Béziers is Regine’s hometown, where she grew up. As we drove around, she pointed out buildings bearing her family name—a reminder of their past real estate ventures during the city’s economic boom. She shared stories of her childhood, including her time in a convent while her sister remained at home with their parents. Though she has mixed feelings about her upbringing, she takes pride in her city. In fact, one of her closest friends from Barcelona even bought a flat here, just to be closer to her.
A lot of people who live here made a fortune during the booming years of wine making and that’s why you see chateau around and big houses around the city.
Béziers, located in the Occitanie region of southern France, was historically a rich city due to its strategic location, agricultural prosperity, and involvement in key economic activities:
Viticulture (Wine Production): The surrounding region of Béziers has long been known for its fertile lands, making it an ideal place for growing grapes. From the 19th century, Béziers became a major center for wine production, with the wine trade becoming its economic backbone. The wealth generated from viticulture attracted merchants and helped the city grow.
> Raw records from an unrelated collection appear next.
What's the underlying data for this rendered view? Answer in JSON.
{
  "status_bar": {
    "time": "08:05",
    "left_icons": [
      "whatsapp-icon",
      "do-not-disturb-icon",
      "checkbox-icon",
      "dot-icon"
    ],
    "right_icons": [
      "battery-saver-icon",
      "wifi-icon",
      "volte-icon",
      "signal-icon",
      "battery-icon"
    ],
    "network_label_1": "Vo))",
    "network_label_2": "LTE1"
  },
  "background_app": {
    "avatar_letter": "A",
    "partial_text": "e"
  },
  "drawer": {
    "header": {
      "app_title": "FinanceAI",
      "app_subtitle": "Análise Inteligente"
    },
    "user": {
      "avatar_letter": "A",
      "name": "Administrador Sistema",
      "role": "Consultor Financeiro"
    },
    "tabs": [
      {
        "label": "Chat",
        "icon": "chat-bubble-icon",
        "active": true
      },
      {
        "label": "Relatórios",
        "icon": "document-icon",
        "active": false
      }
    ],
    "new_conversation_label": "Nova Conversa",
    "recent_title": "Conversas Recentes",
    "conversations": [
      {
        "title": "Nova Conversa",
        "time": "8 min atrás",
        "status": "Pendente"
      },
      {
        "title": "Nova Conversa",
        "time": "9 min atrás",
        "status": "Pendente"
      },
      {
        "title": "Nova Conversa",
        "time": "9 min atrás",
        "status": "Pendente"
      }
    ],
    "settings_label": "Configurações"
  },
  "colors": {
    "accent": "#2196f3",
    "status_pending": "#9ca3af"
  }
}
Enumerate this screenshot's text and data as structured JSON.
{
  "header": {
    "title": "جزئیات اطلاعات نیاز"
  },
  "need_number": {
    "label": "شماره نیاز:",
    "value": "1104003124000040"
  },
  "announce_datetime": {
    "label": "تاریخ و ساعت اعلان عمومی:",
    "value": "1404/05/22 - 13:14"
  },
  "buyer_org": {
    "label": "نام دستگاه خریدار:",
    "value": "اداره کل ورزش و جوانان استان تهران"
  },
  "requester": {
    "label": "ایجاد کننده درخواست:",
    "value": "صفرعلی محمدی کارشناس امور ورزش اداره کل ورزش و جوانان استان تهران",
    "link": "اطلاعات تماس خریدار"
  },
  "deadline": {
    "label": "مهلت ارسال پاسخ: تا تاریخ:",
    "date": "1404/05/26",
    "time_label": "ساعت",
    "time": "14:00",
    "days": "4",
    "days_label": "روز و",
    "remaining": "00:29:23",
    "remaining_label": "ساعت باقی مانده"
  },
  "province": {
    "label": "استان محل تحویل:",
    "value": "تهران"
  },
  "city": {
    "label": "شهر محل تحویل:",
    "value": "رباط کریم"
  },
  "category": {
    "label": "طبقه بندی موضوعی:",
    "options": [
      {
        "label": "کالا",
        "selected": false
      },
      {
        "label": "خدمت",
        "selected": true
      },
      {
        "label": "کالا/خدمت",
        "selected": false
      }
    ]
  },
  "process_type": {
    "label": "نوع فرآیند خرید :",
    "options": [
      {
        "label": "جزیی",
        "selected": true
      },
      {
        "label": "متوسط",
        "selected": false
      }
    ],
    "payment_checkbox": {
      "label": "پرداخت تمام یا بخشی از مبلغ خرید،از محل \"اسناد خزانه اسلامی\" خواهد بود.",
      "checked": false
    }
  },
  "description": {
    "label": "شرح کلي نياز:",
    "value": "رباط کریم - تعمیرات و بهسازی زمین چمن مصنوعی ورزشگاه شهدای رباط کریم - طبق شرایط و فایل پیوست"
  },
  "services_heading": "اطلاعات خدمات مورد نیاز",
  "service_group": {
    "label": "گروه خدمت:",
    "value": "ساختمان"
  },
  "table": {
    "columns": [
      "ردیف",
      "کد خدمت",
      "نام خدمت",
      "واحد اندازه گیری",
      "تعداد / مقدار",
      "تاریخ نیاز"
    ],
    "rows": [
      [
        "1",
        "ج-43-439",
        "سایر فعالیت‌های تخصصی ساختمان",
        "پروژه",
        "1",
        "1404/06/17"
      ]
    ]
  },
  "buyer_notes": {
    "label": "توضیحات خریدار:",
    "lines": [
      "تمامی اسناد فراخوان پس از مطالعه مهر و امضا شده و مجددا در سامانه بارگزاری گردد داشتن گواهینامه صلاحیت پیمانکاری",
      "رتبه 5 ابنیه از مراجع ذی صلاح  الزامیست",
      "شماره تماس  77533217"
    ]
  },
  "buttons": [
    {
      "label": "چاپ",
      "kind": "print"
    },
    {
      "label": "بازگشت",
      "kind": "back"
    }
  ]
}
Strategic Location: Béziers' location on the Orb River and its proximity to the Mediterranean made it a critical trade route and commercial hub in the Middle Ages. This access helped with the transport of agricultural goods, including wine, olive oil, and grain, which contributed to its prosperity.
Canal du Midi: The construction of the Canal du Midi, a major engineering feat in the 17th century connecting the Mediterranean to the Atlantic Ocean, further boosted Béziers’ economy. The canal facilitated the movement of goods, particularly wine, and helped make the city a wealthy trading center.